Outcomes of Australian patients receiving non-funded anti-PD-1 immune checkpoint inhibitors for non-melanoma cancers.

Abstract

To characterize the outcomes of patients with nonmelanoma solid tumors receiving anti-PD-1 immunotherapy not funded by the Australian Pharmaceutical Benefits Scheme. Medical records of patients with metastatic nonmelanoma tumor diagnoses treated with anti-PD-1 (self-funded pembrolizumab or nivolumab through an access program) from January 1, 2014, to December 31, 2016, at Peter MacCallum Cancer Centre, were retrospectively reviewed. Events after December 31, 2016, were censored. Of 47 patients identified, 27 (57%) had lung cancer. Twenty-six had compassionate access to nivolumab (24 lung, one renal, one gastroesophageal with possible new lung primary). Median overall survival was 5.7 months. Eleven (23%) achieved a partial response; none had complete response. Twenty (43%) had disease progression on first imaging; 16 (48%) of these continued treatment beyond radiological progression, with three achieving subsequent partial responses. Ten (21%) were not re-staged mostly due to rapid deterioration or death.
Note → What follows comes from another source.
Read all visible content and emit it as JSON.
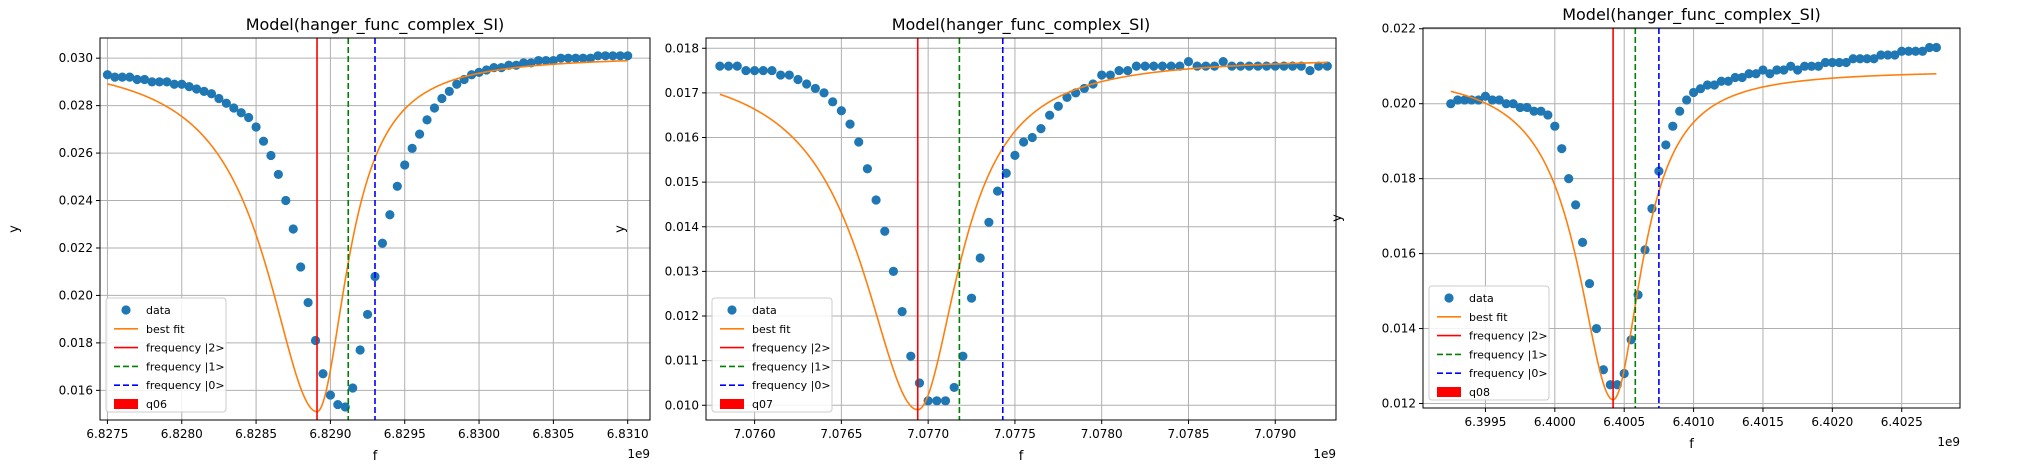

At 6 and 12 months, nine (20%) and two (4%) remained on treatment, respectively. Five (12%) discontinued treatment due to immune-related toxicities. Of 34 patients who died, 71% received treatment within the last month of life; 38% died in an acute hospital. None of 25 patients with poor Eastern Cooperative Oncology Group performance scores of 2-4 responded. The response rates and overall survival of patients with NSCLC, renal carcinoma and triple negative breast cancer of good performance status receiving anti-PD-1 therapy outside of a clinical trial are consistent with clinical trial data. However, patients with poor ECOG performance status are unlikely to respond. Careful patient selection and counseling about the potential outcomes of self-funding treatment in this setting is needed.